那个怨魂还在坚持不懈的碎碎念着,徐长乐跟他斗嘴,乐此不疲。
突然,徐若曦收回了在账本上的目光,沉默了会道:
“我有件事要问你们。”
徐金慎和徐长乐同时抬起头来,流露出询问目光。
“我走的时候,给你们两个人分别的账上都留有一千两银子。”
徐若曦不解道:“可为何我才去短短数日,你们账上都已经只有十之二三?我记得我跟你们说过每数日最多只能提百两银子。”
空气间有些沉默。
徐家哪怕是贵族之后,但这些年来逐渐向朝堂势力外围偏移,哪怕是朝廷有专门俸禄其实都不太够。
平日里面三兄妹出手还算阔绰,也只能算是徐若曦经营有方,在魏都附近派人经营不少生意。

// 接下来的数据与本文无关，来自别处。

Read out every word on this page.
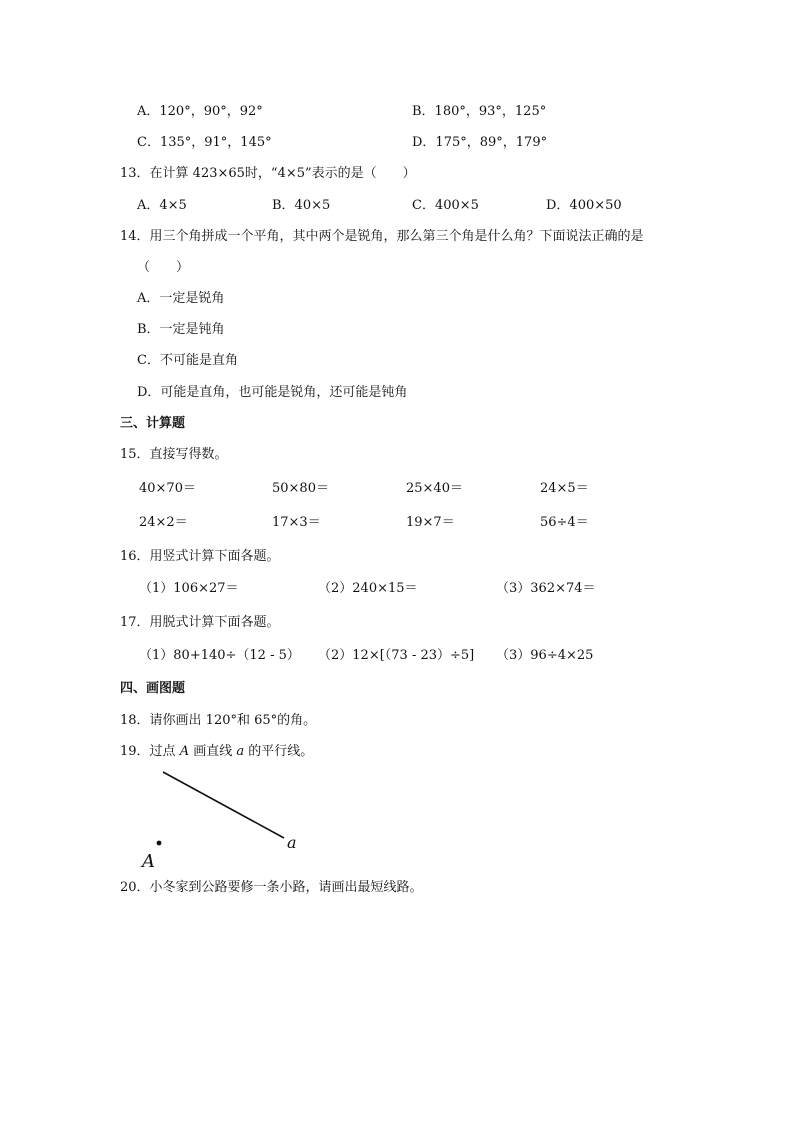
A．120°，90°，92°	B．180°，93°，125°
C．135°，91°，145°	D．175°，89°，179°
13．在计算 423×65时，“4×5”表示的是（　　）
A．4×5	B．40×5	C．400×5	D．400×50
14．用三个角拼成一个平角，其中两个是锐角，那么第三个角是什么角？下面说法正确的是
（　　）
A．一定是锐角
B．一定是钝角
C．不可能是直角
D．可能是直角，也可能是锐角，还可能是钝角
三、计算题
15．直接写得数。
40×70＝	50×80＝	25×40＝	24×5＝
24×2＝	17×3＝	19×7＝	56÷4＝
16．用竖式计算下面各题。
（1）106×27＝	（2）240×15＝	（3）362×74＝
17．用脱式计算下面各题。
（1）80+140÷（12 - 5） （2）12×[（73 - 23）÷5] （3）96÷4×25
四、画图题
18．请你画出 120°和 65°的角。
19．过点 A 画直线 a 的平行线。
A
a
20．小冬家到公路要修一条小路，请画出最短线路。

徐长乐放下筷子,率先卖队友道:“我们读书人要讲义气,我不会告诉你这是大哥带头的。”
“”
徐金慎干咳两声,面对三妹质疑的目光,说道:“这些日子应酬颇多,跟千牛卫的同僚们花钱多了点。”
“就不能不花吗?”
“这话说的,男人在外,当然要应酬!”徐金慎大男子主义十足。
“有道理!”许长乐一旁符合。
沉默片刻,徐若曦转过头道:“那你呢?”
徐长乐义正言辞道:
“修行。”
徐若曦无奈扶额:“出魂草和镇心水我不是买回来了?”
“不够。我按斤喝。”徐长乐给出了彪悍的理由。
是真不够。
别人都是偶尔喝一顿,他是天天喝
徐若曦深深吸了一口气,有些无奈。
有句话说得好,不当家不知柴米油盐贵,古人古话最能道尽人间冷暖。
此刻她对于眼前两个败家子,实在有股说不出的无力感。
“妹子不怕,不就是钱吗?大哥的俸禄都交给你!”徐金慎大大咧咧。
“大哥,你的俸禄就三十余两纹银。”
“啊,这么少吗?你不说我都不知道。”
“”徐若曦有些无奈的捂住了额头。
看着这一幕,徐长乐若有所思的顿了顿,随即道:“小意思,钱这东西要是不够花了,我去挣便是。”
“怎么挣?”
“开青楼。”
徐长乐直截了当。
这年头,赚钱倒是简单。
皮肉生意还是合法的,那更是简单了,对于上一世作为商人的徐长乐来说,毫无压力,分分钟整出一个高水平的天上人间来。
然而闻言,徐若曦更加痛苦了。
一个武夫,一个十指不沾阳春水的读书人,对于钱,或许也只有字面上的意思。
并且一个比一个说的话,都还要更不当人。
“从今天起,你们每月日常花销只有四百两两。”
徐若曦决定开始施行家策。
“过分。”徐金慎率先开口。
“三百两。”
“离谱。”徐长乐表达抗议。
“二百两。”
“三妹”两兄弟准备打感情牌。
“一百两!”
徐若曦站起身,满意离开:“就一百两。”
“啊”
徐家两兄弟,同时传来了幽怨而又无力的呐喊声。
?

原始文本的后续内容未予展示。